Q5. 口約束やメールだけの譲渡でも有効ですか?
A. 契約自体は口頭でも成立し得ますが、譲渡範囲(特に27条・28条)や対価をめぐる紛争リスクが極めて高くなります。二重譲渡への対抗(登録)の前提としても、必ず書面(電子契約を含む)で締結してください。
まとめ
- 著作権譲渡契約は、財産権としての著作権を移転する契約。著作者人格権は移転せず、不行使特約で手当てする
- 61条2項の特掲ルールが最大の落とし穴。「27条・28条の権利を含む」と必ず明記する
- 対象の特定・将来の利用形態・対価・保証・二重譲渡の防止(および77条の移転登録)をチェックリストとして押さえる
- 雛形はあくまで出発点。取引の実情に合わせた条項設計が不可欠
著作権譲渡契約は、権利の構造を理解したうえで文言を設計しないと、「買ったはずの権利が残っていた」という深刻な紛争につながります。重要な取引では、契約書の作成・レビューを弁護士に依頼することをおすすめします。
出典・参考文献
- 著作権法18〜20条、21条、23条、27条、28条、59条、61条、63条、77条(条文はe-Gov法令検索の現行法で照合)

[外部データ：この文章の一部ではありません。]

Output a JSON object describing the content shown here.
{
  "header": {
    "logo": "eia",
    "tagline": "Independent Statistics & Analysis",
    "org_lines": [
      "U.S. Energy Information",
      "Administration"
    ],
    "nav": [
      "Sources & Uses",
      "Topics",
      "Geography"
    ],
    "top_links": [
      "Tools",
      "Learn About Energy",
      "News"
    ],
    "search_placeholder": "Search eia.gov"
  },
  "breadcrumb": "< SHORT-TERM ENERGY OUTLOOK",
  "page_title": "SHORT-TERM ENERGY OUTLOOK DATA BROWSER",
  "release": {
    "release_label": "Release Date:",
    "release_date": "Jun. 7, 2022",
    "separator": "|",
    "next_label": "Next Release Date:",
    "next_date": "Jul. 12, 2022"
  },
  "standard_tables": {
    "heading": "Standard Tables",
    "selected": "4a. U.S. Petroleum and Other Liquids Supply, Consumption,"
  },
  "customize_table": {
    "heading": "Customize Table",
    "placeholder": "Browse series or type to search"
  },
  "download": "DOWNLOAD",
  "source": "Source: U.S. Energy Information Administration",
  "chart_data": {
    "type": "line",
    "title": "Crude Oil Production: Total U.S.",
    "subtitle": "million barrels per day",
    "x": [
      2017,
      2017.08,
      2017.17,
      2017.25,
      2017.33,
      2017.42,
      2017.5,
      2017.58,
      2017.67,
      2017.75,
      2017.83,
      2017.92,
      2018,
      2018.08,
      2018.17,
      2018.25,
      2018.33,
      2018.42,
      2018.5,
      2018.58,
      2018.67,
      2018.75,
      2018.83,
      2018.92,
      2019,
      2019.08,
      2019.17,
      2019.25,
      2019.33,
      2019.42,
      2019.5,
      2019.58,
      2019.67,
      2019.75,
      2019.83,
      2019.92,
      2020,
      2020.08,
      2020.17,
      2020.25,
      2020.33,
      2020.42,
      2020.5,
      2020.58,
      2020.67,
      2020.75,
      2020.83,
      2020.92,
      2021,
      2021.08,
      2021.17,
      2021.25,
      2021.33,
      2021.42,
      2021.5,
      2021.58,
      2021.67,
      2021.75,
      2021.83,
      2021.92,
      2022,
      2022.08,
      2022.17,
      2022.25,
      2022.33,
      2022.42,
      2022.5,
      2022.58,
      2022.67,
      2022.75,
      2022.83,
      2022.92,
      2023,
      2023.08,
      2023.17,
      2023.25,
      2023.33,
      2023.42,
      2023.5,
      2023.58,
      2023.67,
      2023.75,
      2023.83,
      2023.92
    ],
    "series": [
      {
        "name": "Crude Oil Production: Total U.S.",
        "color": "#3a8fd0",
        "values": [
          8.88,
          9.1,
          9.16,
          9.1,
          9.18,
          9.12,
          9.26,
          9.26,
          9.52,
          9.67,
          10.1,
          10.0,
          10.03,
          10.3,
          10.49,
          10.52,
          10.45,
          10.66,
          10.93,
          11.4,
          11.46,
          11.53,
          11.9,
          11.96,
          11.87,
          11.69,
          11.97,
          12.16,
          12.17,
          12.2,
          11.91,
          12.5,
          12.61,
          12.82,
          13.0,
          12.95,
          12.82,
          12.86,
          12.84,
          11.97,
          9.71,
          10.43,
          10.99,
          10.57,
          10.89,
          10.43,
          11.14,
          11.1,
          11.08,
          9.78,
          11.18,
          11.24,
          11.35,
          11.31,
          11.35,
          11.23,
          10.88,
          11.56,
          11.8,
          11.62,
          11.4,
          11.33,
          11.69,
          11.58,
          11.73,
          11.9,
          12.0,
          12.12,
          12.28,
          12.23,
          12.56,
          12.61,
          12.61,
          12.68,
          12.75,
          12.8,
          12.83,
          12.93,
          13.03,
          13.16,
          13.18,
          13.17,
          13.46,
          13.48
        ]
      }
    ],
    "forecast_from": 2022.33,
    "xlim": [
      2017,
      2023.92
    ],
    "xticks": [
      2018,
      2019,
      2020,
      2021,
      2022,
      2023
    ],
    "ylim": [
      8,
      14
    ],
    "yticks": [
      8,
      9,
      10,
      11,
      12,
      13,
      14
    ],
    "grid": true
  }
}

- 東京地判平成15年12月26日・判時1847号109頁〔どこまでも行こう③事件〕(中山信弘『著作権法〔第4版〕』538頁の紹介による)
- 中山信弘『著作権法〔第4版〕』(有斐閣、2024年)535〜540頁
免責事項
本記事は、一般的な法律情報の提供を目的とするものであり、個別の事案に対する法的アドバイスではありません。雛形の利用により生じた損害について責任を負いかねます。実際の契約書作成・レビューにあたっては、必ず弁護士にご相談ください。